Достав из кармана бумажную салфетку, отец Джованни прислонился к краю деревянного стола и набросал черной шариковой ручкой:

? Iesous — Иисус

? Kristos — Христос

? THeou — Божий

? Uios — Сын

? Soter — Спаситель

Томас внимательно прочитал слова.

Отец Джованни провел пальцем по первым буквам.

— Видите? «Ихтис». Рыба, но также Иисус Христос, Сын Божий и Спаситель. Этим словом пользовались подвергавшиеся преследованиям христиане, чтобы узнавать друг друга. При встрече один рисовал вот такую линию. — Священник вывел изогнутую полосу, похожую на стилизованную волну. — Другой дополнял изображение.
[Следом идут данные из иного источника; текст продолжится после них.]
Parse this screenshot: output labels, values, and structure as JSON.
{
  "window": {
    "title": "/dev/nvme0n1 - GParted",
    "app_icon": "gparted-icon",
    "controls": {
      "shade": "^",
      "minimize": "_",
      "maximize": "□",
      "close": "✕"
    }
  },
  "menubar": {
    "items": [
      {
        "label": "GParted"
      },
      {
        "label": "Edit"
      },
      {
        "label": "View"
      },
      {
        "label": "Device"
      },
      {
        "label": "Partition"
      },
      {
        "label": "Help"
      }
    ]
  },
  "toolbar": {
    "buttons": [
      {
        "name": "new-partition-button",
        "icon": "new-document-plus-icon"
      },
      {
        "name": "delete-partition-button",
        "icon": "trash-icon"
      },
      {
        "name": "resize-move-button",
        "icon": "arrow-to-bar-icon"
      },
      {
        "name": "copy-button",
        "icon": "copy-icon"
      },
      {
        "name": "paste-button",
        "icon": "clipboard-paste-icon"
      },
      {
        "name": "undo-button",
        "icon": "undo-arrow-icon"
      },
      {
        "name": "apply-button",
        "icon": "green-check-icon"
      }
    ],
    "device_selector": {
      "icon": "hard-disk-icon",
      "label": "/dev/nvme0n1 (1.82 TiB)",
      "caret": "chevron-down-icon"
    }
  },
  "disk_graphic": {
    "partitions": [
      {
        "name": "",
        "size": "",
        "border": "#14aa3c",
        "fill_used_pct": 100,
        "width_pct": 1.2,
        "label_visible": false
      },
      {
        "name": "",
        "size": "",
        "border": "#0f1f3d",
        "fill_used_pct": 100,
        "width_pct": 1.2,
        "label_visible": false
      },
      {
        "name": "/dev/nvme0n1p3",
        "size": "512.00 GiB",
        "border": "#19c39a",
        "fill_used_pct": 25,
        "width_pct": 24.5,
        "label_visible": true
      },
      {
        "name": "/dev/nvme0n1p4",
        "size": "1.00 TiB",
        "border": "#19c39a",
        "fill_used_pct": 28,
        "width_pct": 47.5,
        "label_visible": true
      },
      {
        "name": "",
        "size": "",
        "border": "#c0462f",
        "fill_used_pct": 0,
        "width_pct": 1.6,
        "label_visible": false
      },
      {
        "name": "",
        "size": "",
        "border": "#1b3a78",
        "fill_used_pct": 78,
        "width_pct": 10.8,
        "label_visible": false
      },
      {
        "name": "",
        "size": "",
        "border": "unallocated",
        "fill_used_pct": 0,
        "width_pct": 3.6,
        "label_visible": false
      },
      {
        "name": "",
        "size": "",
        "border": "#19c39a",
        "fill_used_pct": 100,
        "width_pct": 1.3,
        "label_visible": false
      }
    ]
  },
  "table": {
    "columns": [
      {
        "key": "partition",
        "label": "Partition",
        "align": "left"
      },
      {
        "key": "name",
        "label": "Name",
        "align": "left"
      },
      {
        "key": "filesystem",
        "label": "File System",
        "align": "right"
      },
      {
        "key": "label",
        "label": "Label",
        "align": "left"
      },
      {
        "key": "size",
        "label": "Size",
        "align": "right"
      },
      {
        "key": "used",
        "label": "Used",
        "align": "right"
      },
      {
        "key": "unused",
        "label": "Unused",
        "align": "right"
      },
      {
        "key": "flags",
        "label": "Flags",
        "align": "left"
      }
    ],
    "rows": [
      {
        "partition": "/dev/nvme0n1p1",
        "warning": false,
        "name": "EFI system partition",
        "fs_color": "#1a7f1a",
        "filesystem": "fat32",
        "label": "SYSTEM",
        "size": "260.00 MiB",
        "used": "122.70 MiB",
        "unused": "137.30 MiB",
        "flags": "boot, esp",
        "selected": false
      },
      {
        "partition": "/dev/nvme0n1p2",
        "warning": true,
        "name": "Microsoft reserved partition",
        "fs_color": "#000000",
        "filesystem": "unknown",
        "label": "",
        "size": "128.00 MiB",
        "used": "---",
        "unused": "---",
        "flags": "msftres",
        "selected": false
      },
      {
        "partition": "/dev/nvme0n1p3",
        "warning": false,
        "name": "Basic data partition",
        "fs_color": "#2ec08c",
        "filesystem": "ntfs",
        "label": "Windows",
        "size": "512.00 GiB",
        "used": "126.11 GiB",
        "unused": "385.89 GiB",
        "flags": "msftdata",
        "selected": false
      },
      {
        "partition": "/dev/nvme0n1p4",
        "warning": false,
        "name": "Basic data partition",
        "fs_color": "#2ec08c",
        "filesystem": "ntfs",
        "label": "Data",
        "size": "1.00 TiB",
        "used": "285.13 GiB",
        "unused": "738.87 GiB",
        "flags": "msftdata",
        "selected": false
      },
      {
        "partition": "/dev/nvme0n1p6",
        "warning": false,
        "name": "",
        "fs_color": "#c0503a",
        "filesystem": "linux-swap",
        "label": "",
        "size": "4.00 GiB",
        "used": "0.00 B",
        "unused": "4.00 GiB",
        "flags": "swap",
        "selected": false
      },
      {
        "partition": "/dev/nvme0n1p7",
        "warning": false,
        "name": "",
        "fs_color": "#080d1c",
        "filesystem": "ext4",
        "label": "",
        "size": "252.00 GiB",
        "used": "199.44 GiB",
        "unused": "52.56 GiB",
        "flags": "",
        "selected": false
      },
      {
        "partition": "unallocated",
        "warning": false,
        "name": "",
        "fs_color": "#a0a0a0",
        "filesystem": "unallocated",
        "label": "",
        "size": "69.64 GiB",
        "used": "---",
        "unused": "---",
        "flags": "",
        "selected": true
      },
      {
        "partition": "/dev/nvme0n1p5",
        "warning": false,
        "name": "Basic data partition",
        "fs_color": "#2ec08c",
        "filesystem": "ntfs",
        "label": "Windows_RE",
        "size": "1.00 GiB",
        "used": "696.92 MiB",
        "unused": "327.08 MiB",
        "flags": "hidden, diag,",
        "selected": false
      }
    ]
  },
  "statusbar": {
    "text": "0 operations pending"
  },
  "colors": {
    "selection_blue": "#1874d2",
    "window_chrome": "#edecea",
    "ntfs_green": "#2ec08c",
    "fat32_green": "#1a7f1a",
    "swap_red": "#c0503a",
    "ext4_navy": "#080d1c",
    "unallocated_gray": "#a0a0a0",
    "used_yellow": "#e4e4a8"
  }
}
Он дорисовал нижнюю половину изгиба, соединив линии слева так, что получилась голова рыбы, и перечеркнув справа, где образовался хвост.

— Это очень древний образ? — спросил Томас.

— Возможно, один из старейших. Эдуардо говорил, что он встречается и в других религиях, но ранние христиане присвоили его себе. В Новом Завете полно историй, связанных с рыбами.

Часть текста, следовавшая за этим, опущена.